In brief: Jodie’s a struggling single mum trying to do the best for her daughter, but there’s not enough hours in the day. Will she accept the proposal of someone who offers her stability or will things just get horribly messy?
The good: So many issues, choices (bad and good) and drama that this makes for compulsive reading.
The not-so-good: Some parts are sad.
Pages: 416 (eARC)
Publisher: Bantam Australia (Random House)
Setting: Rural Australia
My rating: 9 out of 10
I think Mountain Ash is Margareta Osborn’s best book yet. Packed full of twists, turns, action and awkward situations, it’s a real page turner.

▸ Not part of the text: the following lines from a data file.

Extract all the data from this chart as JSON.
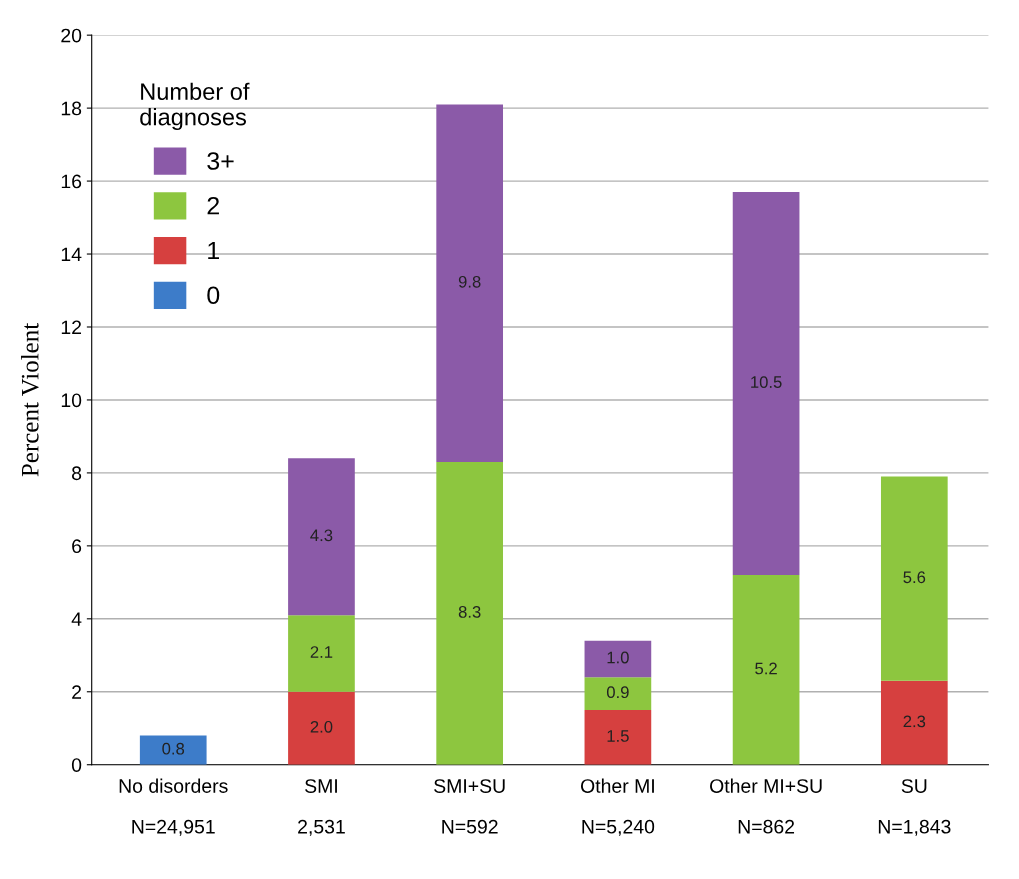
{
  "chart_data": {
    "type": "bar",
    "stacked": true,
    "ylabel": "Percent Violent",
    "legend_title": "Number of\ndiagnoses",
    "categories": [
      "No disorders\nN=24,951",
      "SMI\n2,531",
      "SMI+SU\nN=592",
      "Other MI\nN=5,240",
      "Other MI+SU\nN=862",
      "SU\nN=1,843"
    ],
    "series": [
      {
        "name": "0",
        "color": "#3d7cc9",
        "values": [
          0.8,
          null,
          null,
          null,
          null,
          null
        ],
        "value_labels": [
          "0.8",
          null,
          null,
          null,
          null,
          null
        ]
      },
      {
        "name": "1",
        "color": "#d6403f",
        "values": [
          null,
          2.0,
          null,
          1.5,
          null,
          2.3
        ],
        "value_labels": [
          null,
          "2.0",
          null,
          "1.5",
          null,
          "2.3"
        ]
      },
      {
        "name": "2",
        "color": "#8dc63f",
        "values": [
          null,
          2.1,
          8.3,
          0.9,
          5.2,
          5.6
        ],
        "value_labels": [
          null,
          "2.1",
          "8.3",
          "0.9",
          "5.2",
          "5.6"
        ]
      },
      {
        "name": "3+",
        "color": "#8b5aa8",
        "values": [
          null,
          4.3,
          9.8,
          1.0,
          10.5,
          null
        ],
        "value_labels": [
          null,
          "4.3",
          "9.8",
          "1.0",
          "10.5",
          null
        ]
      }
    ],
    "ylim": [
      0,
      20
    ],
    "yticks": [
      0,
      2,
      4,
      6,
      8,
      10,
      12,
      14,
      16,
      18,
      20
    ],
    "grid": "y",
    "legend": "top left"
  }
}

Mountain Ash is about Jodie Ashton, a single mother trying to make ends meet in a small country town. It’s not easy – juggling shifts at the nursing home, organising care for her daughter Milly and trying to stretch her finances. Older pillar of the community Alex is interested in Jodie and would love to take things further, but would it work between them? There’s not really a spark, but Alex offers stability – something that is incredibly desirable to Jodie for Milly’s sake. Sure, she and Alex may not agree on some things, but that’s okay…isn’t it? His lack of relationship with his own must have a very good reason…
Jodie decides on one final fling before tying herself to Alex – a rodeo and patch working weekend. The patch working is fun, but the rodeo is wild, throwing Jodie into the path of Nate. Nate is everything that Alex isn’t – will Jodie take a chance on a cowboy?

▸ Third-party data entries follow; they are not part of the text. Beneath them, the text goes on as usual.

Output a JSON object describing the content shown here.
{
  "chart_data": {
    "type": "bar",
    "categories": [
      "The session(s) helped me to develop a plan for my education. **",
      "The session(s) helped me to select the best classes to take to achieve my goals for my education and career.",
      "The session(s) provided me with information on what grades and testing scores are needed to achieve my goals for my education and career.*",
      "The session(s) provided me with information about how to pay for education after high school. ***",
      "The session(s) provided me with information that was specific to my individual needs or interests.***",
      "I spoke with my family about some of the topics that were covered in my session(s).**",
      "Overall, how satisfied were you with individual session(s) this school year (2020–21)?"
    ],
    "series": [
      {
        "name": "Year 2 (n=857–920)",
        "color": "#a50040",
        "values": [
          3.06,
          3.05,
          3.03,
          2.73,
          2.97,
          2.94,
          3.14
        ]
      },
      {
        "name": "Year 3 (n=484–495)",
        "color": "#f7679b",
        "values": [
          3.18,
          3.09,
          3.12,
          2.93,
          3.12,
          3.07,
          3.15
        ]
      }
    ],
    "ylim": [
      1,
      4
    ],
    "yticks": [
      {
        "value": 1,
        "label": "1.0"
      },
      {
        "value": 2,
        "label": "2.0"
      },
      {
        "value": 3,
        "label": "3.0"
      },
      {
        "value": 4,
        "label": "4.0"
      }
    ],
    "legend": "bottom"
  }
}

There are so many juicy parts to this novel – some that I didn’t see coming. Osborn takes every opportunity to get poor Jodie absolutely tied up in knots. Sometimes I couldn’t see any way out of situations for Jodie, but then a clever twist would suddenly open up a solution. There are also some amazing secrets revealed towards the end – they make such perfect sense you wonder that you didn’t work it out earlier! The plot is speedy and never dull.

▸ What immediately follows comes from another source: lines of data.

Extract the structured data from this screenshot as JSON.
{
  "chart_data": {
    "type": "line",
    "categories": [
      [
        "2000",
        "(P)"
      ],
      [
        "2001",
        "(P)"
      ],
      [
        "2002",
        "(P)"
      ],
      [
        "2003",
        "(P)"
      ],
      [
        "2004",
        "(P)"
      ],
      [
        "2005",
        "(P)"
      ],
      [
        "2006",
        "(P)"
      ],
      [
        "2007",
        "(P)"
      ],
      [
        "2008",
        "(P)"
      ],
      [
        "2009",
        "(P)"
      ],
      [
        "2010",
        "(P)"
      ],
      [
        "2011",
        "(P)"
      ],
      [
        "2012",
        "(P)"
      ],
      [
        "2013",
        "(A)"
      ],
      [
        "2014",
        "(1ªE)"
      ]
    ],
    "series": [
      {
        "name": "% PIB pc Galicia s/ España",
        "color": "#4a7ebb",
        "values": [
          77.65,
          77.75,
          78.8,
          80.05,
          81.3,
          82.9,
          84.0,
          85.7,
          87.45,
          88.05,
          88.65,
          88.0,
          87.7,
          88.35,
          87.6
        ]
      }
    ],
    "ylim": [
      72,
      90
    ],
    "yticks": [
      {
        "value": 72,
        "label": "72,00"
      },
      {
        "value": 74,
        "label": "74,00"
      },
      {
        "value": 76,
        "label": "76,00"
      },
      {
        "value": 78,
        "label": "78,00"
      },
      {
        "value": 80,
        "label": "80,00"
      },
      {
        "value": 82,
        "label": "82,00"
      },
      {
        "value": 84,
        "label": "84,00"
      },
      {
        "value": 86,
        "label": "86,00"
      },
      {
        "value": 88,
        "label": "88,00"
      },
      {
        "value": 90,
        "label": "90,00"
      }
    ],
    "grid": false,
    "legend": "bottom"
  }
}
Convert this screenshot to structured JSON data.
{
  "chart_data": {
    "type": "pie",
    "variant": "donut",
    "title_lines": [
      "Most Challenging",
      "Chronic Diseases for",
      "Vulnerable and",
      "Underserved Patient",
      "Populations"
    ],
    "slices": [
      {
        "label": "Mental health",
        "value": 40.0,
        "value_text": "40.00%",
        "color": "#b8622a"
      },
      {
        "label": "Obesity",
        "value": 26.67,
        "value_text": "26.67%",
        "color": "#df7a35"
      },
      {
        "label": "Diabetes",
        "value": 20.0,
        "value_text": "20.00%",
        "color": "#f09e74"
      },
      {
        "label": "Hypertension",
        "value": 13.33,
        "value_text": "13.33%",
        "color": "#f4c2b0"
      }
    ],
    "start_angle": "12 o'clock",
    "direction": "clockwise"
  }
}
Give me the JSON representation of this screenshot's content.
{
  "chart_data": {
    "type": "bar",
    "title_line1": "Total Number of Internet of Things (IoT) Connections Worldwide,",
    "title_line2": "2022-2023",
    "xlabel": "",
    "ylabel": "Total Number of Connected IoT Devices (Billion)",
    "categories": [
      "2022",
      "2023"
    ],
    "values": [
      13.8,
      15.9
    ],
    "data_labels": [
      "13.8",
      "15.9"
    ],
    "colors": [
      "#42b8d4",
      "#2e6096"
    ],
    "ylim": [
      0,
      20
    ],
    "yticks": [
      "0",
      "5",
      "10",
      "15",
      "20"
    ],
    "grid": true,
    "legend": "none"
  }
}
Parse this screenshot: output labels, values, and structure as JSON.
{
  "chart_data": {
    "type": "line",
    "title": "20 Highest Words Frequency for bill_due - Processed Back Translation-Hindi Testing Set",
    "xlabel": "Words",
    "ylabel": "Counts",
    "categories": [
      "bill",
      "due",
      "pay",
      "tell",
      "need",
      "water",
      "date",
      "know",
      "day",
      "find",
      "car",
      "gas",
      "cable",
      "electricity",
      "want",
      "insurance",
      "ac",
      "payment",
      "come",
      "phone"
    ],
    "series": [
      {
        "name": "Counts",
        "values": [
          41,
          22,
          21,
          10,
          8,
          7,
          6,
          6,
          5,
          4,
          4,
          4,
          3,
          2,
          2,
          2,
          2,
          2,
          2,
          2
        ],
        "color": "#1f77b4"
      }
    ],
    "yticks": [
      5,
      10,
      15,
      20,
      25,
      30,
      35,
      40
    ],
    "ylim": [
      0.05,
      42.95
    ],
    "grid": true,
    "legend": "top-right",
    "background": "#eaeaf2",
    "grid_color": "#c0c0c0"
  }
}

The characters are wonderful too – I couldn’t help liking Jodie as she’s so realistic with her concerns for her daughter and conflict at doing what is right for them both. I thought she was a bit of a pushover at first, but her strength was later demonstrated. Alex was well done too – his kindness and slight creepiness were portrayed in equal measures – I didn’t know whether to feel sorry for him or not! Nate was a lovely cowboy with a heart of gold and his friend Wal was delightful with his old-school charm. Mue was a valuable friend to Jodie, full of wisdom and Jodie’s other friends helped to illustrate how much Jodie could be giving up in her life.
Another thing that Osborn does brilliantly is capture the spirit of the Australian bush – not only the physical, but the generosity that is characteristic of the people. (Mue is a fantastic example of this – she helps Jodie and Milly out well beyond what is expected). The sense of community is also a strong thread through this book, especially at the end when a major event brings all the characters together and demonstrates the strength to help those in need.
A powerhouse of emotion with an exceptionally strong plot, Mountain Ash is a lovely book celebrating the Aussie bush.